Chip-compatible quantum plasmonic launcher

TL;DR

This paper introduces a scalable quantum plasmonic launcher that enhances single-photon emission rates and efficiently couples emitters to on-chip waveguides, advancing practical quantum photonic devices.

Contribution

It presents a novel, integrated platform combining high emission rate enhancement with on-chip compatibility using nanodiamonds and silver films.

Findings

Achieved record-high fluorescence lifetime shortening factors (~7000x).

Coupled over half of the emission into surface plasmon polaritons.

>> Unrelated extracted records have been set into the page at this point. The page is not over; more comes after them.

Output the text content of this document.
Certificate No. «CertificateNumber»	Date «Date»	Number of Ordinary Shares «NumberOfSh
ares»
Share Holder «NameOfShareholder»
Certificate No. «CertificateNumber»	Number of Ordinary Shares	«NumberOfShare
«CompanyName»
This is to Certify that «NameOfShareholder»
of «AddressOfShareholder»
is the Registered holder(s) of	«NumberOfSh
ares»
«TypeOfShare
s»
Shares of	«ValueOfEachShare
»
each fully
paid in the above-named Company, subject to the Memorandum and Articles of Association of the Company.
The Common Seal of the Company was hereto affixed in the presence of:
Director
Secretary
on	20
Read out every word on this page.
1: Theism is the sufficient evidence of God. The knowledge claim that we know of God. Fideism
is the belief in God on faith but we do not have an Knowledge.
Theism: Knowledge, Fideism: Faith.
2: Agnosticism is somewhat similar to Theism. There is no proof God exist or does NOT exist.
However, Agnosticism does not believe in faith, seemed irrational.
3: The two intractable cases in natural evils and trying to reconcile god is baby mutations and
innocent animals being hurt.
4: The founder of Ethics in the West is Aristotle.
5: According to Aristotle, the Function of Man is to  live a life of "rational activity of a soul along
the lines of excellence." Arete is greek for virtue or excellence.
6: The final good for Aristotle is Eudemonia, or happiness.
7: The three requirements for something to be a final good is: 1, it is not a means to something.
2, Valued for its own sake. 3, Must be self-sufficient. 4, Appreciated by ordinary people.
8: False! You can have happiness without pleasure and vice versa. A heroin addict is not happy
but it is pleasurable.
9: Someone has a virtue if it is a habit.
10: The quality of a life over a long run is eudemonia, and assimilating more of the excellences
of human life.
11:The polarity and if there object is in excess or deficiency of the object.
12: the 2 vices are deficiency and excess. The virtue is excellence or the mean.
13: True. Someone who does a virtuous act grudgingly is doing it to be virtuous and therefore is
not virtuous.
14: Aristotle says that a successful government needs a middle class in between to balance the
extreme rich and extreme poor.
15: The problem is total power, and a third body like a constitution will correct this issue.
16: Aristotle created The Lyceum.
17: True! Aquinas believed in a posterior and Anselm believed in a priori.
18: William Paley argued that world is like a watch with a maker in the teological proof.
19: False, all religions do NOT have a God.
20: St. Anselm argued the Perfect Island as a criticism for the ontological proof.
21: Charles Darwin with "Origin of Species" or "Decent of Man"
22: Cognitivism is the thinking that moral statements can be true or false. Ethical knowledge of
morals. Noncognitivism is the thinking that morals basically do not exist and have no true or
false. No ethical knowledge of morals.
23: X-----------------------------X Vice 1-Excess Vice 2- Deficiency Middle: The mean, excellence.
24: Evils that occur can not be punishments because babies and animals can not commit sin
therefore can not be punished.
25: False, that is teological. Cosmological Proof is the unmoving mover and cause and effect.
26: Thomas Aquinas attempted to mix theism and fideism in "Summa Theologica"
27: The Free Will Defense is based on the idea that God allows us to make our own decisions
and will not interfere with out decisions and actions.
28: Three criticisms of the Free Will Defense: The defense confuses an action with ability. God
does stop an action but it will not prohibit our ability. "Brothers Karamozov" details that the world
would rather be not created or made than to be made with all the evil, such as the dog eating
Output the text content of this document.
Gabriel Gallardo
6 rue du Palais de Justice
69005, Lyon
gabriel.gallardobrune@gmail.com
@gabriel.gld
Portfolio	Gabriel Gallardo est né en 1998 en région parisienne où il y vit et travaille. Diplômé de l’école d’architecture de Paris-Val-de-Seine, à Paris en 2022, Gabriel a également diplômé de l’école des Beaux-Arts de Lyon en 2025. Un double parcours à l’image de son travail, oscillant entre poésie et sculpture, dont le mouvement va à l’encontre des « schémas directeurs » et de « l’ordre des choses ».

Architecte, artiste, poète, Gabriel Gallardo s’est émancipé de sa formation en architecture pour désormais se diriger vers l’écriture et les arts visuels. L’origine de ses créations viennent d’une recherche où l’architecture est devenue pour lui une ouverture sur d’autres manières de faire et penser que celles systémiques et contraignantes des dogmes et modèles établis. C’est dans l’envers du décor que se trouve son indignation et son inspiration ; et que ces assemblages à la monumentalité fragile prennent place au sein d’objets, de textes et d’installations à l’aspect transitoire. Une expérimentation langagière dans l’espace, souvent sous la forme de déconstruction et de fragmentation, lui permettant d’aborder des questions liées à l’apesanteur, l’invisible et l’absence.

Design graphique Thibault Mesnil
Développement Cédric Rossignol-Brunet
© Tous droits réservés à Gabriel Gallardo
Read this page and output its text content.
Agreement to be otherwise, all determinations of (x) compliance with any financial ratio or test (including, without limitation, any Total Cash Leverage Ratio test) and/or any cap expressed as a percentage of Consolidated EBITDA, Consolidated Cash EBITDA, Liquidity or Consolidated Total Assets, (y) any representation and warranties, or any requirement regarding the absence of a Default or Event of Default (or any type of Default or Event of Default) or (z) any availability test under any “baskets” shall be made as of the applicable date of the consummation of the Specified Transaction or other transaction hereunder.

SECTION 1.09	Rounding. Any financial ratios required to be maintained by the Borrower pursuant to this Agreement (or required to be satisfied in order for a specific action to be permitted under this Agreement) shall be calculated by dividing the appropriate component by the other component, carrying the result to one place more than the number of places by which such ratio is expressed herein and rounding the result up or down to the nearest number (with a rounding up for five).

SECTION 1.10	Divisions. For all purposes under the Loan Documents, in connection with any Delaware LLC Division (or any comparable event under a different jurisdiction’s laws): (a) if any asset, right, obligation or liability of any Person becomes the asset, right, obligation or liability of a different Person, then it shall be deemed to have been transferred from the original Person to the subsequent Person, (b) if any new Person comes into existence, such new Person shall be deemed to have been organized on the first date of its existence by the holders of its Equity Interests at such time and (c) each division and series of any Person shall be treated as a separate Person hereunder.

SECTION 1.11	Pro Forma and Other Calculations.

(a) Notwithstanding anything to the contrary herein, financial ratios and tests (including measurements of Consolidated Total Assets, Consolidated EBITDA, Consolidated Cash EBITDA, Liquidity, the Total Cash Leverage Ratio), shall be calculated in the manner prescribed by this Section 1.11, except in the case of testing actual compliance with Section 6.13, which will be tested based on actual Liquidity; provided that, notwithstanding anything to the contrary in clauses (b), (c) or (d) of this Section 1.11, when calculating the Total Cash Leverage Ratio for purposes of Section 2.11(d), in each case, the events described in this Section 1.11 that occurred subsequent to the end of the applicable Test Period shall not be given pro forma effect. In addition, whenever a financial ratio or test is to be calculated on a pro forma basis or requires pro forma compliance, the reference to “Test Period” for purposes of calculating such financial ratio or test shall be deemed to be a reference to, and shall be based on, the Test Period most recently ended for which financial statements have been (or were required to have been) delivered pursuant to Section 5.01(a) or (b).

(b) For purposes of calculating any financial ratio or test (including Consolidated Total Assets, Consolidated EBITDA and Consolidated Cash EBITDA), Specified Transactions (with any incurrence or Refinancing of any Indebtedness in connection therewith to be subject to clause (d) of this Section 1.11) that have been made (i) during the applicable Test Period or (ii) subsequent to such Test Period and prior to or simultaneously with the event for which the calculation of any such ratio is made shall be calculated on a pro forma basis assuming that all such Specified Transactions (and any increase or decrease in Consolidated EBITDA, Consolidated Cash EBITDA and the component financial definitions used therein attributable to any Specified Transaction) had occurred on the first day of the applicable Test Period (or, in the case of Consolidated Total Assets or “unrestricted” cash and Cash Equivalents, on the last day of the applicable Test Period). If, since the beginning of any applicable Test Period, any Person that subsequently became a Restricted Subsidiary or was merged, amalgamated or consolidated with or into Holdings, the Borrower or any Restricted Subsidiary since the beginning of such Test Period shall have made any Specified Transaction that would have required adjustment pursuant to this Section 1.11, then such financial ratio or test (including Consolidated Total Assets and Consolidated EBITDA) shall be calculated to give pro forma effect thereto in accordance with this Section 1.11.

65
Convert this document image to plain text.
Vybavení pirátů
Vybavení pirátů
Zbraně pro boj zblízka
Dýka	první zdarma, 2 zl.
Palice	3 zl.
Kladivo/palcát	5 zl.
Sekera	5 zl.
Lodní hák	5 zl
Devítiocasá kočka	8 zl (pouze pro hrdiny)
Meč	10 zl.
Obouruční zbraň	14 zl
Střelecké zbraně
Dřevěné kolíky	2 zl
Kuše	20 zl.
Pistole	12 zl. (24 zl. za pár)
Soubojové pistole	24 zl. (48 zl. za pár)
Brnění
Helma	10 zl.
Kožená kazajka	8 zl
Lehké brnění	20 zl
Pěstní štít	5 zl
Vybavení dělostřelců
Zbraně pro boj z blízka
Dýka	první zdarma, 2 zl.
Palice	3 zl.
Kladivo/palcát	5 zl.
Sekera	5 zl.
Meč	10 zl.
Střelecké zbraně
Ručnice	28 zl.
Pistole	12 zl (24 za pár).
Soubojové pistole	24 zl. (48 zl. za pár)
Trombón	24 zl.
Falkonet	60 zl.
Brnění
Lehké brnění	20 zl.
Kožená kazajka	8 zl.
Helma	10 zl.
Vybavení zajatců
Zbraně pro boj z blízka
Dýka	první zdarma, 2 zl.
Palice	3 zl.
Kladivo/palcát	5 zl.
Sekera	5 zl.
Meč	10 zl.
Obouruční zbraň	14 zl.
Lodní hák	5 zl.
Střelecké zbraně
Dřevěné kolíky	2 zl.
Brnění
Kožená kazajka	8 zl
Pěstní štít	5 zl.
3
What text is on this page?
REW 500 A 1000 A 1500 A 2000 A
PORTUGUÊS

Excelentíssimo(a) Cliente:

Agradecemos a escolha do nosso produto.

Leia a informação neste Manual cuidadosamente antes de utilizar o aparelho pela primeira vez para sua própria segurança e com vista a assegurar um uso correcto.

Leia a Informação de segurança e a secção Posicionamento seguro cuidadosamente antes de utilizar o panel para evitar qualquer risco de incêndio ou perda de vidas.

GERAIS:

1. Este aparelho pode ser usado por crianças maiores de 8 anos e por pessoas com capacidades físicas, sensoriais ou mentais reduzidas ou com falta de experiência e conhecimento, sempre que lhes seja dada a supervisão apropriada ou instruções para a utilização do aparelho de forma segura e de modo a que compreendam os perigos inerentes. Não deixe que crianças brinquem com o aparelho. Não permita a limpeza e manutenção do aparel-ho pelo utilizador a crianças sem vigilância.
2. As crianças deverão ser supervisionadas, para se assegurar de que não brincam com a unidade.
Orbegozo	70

Demonstrated a simple, scalable architecture for quantum networks.

Abstract

Integrated on-demand single-photon sources are critical for the implementation of photonic quantum information processing systems. To enable practical quantum photonic devices, the emission rates of solid-state quantum emitters need to be substantially enhanced and the emitted signal must be directly coupled to an on-chip circuitry. The photon emission rate speed-up is best achieved via coupling to plasmonic antennas, while on-chip integration can be easily obtained by directly coupling emitters to photonic waveguides. The realization of practical devices requires that both the emission speed-up and efficient out-couping are achieved in a single architecture. Here, we propose a novel platform that effectively combines on-chip compatibility with high radiative emission rates, a quantum plasmonic launcher. The proposed launchers contain single nitrogen-vacancy (NV) centers in nanodiamonds as quantum emitters that offer record-high average fluorescence lifetime shortening factors of about 7000 times. Nanodiamonds with single NV are sandwiched between two silver films that couple more than half of the emission into in-plane propagating surface plasmon polaritons. This simple, compact, and scalable architecture represents a crucial step towards the practical realization of high-speed on-chip quantum networks.